🤖 AI Summary
To address the low accuracy in ground-state energy estimation and inefficient hyperparameter tuning of the Variational Quantum Eigensolver (VQE) on Noisy Intermediate-Scale Quantum (NISQ) devices, this work proposes a machine learning–guided hybrid optimization framework. The method integrates classical pretraining (up to 16 qubits), Bayesian hyperparameter search, and quantum-classical co-processing. Key contributions include: (i) the first application of an XGBoost regression model to predict critical VQE hyperparameters, substantially improving initialization quality; and (ii) a novel data augmentation paradigm leveraging Hamiltonian spectral features and symmetry constraints to mitigate scarcity of small-scale training data. Experiments on a 28-qubit system demonstrate a 0.13–0.15% reduction in ground-state energy estimation error relative to baseline methods, validating both the efficacy and scalability of ML-driven automated optimization for quantum algorithms.
📝 Abstract
In this paper, we explore accelerating Hamiltonian ground state energy calculation on NISQ devices. We suggest using search-based methods together with machine learning to accelerate quantum algorithms, exemplified in the Quantum Eigensolver use case.

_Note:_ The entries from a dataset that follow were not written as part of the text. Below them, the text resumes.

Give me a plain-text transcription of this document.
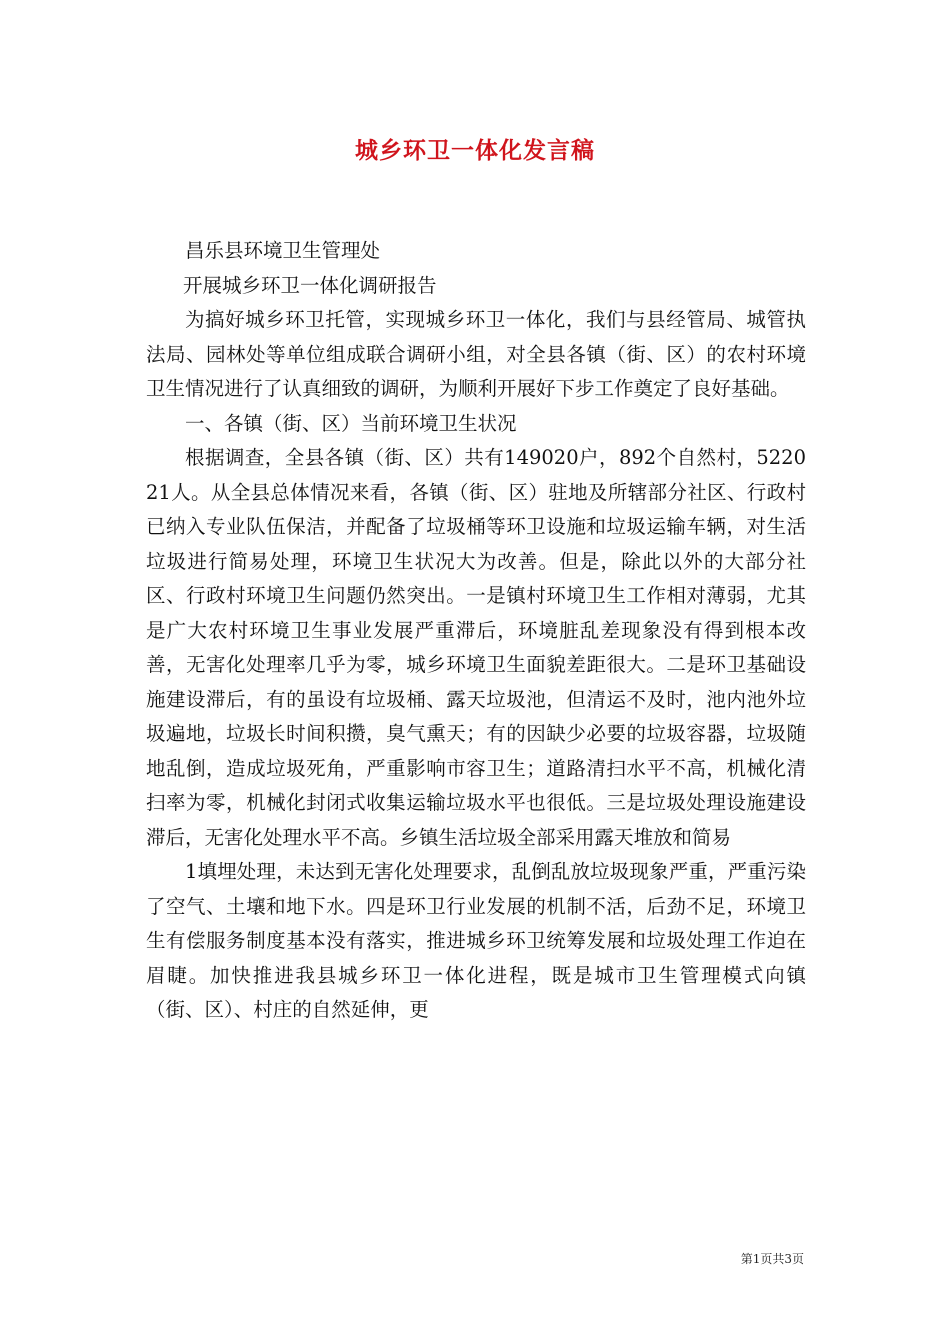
城乡环卫一体化发言稿

昌乐县环境卫生管理处

开展城乡环卫一体化调研报告

为搞好城乡环卫托管，实现城乡环卫一体化，我们与县经管局、城管执法局、园林处等单位组成联合调研小组，对全县各镇（街、区）的农村环境卫生情况进行了认真细致的调研，为顺利开展好下步工作奠定了良好基础。

一、各镇（街、区）当前环境卫生状况

根据调查，全县各镇（街、区）共有149020户，892个自然村，522021人。从全县总体情况来看，各镇（街、区）驻地及所辖部分社区、行政村已纳入专业队伍保洁，并配备了垃圾桶等环卫设施和垃圾运输车辆，对生活垃圾进行简易处理，环境卫生状况大为改善。但是，除此以外的大部分社区、行政村环境卫生问题仍然突出。一是镇村环境卫生工作相对薄弱，尤其是广大农村环境卫生事业发展严重滞后，环境脏乱差现象没有得到根本改善，无害化处理率几乎为零，城乡环境卫生面貌差距很大。二是环卫基础设施建设滞后，有的虽设有垃圾桶、露天垃圾池，但清运不及时，池内池外垃圾遍地，垃圾长时间积攒，臭气熏天；有的因缺少必要的垃圾容器，垃圾随地乱倒，造成垃圾死角，严重影响市容卫生；道路清扫水平不高，机械化清扫率为零，机械化封闭式收集运输垃圾水平也很低。三是垃圾处理设施建设滞后，无害化处理水平不高。乡镇生活垃圾全部采用露天堆放和简易

1填埋处理，未达到无害化处理要求，乱倒乱放垃圾现象严重，严重污染了空气、土壤和地下水。四是环卫行业发展的机制不活，后劲不足，环境卫生有偿服务制度基本没有落实，推进城乡环卫统筹发展和垃圾处理工作迫在眉睫。加快推进我县城乡环卫一体化进程，既是城市卫生管理模式向镇（街、区）、村庄的自然延伸，更

第1页共3页
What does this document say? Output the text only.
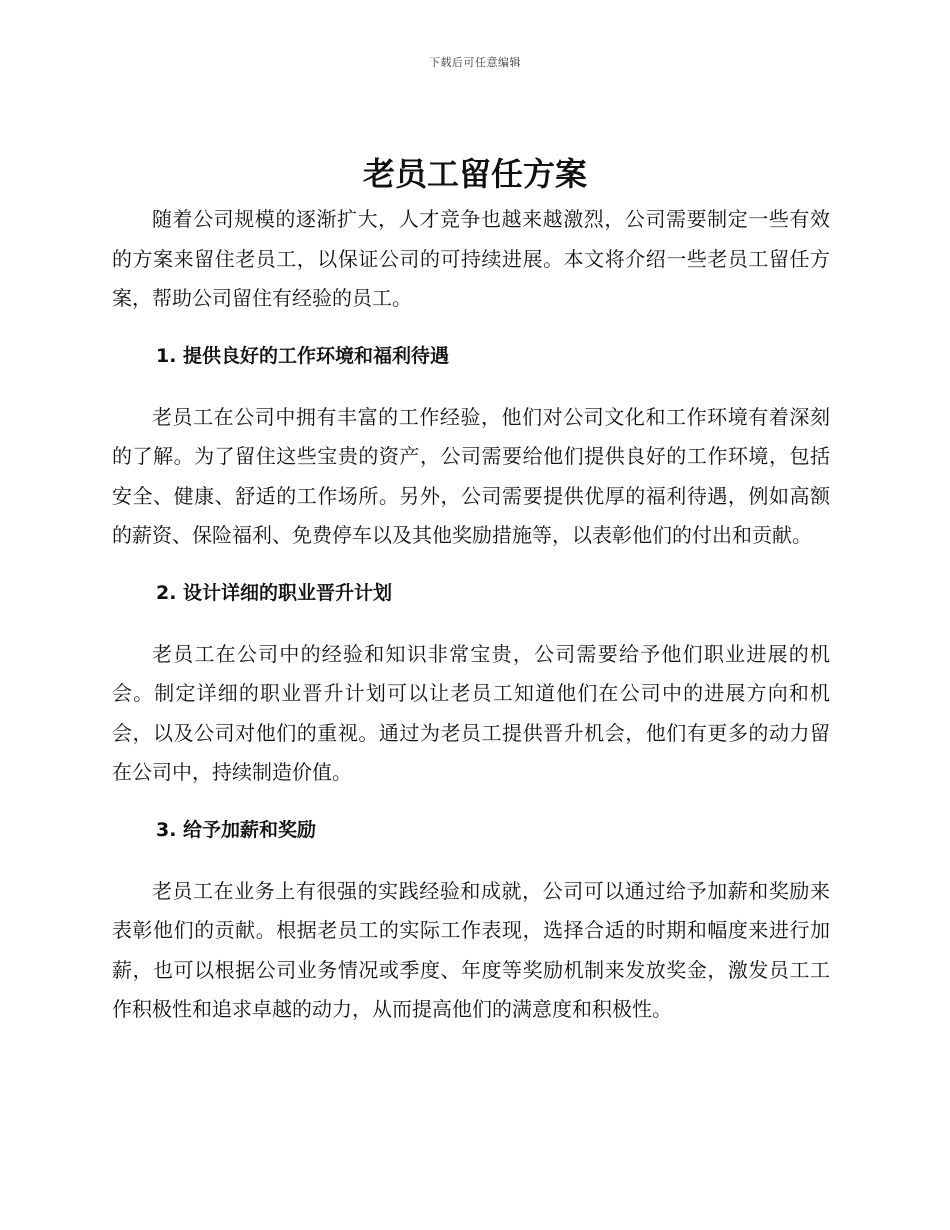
下载后可任意编辑
老员工留任方案

随着公司规模的逐渐扩大，人才竞争也越来越激烈，公司需要制定一些有效的方案来留住老员工，以保证公司的可持续进展。本文将介绍一些老员工留任方案，帮助公司留住有经验的员工。

1. 提供良好的工作环境和福利待遇

老员工在公司中拥有丰富的工作经验，他们对公司文化和工作环境有着深刻的了解。为了留住这些宝贵的资产，公司需要给他们提供良好的工作环境，包括安全、健康、舒适的工作场所。另外，公司需要提供优厚的福利待遇，例如高额的薪资、保险福利、免费停车以及其他奖励措施等，以表彰他们的付出和贡献。

2. 设计详细的职业晋升计划

老员工在公司中的经验和知识非常宝贵，公司需要给予他们职业进展的机会。制定详细的职业晋升计划可以让老员工知道他们在公司中的进展方向和机会，以及公司对他们的重视。通过为老员工提供晋升机会，他们有更多的动力留在公司中，持续制造价值。

3. 给予加薪和奖励

老员工在业务上有很强的实践经验和成就，公司可以通过给予加薪和奖励来表彰他们的贡献。根据老员工的实际工作表现，选择合适的时期和幅度来进行加薪，也可以根据公司业务情况或季度、年度等奖励机制来发放奖金，激发员工工作积极性和追求卓越的动力，从而提高他们的满意度和积极性。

We trained two small models on classically mined data from systems with up to 16 qubits, using XGBoost's Python regressor. We evaluated our preliminary approach on 20-, 24- and 28-qubit systems by optimising the Eigensolver's hyperparameters. These models predict hyperparameter values, leading to a 0.13%-0.15% reduction in error when tested on 28-qubit systems. However, due to inconclusive results with 20- and 24-qubit systems, we suggest further examination of the training data based on Hamiltonian characteristics. In future work, we plan to train machine learning models to optimise other aspects or subroutines of quantum algorithm execution beyond its hyperparameters.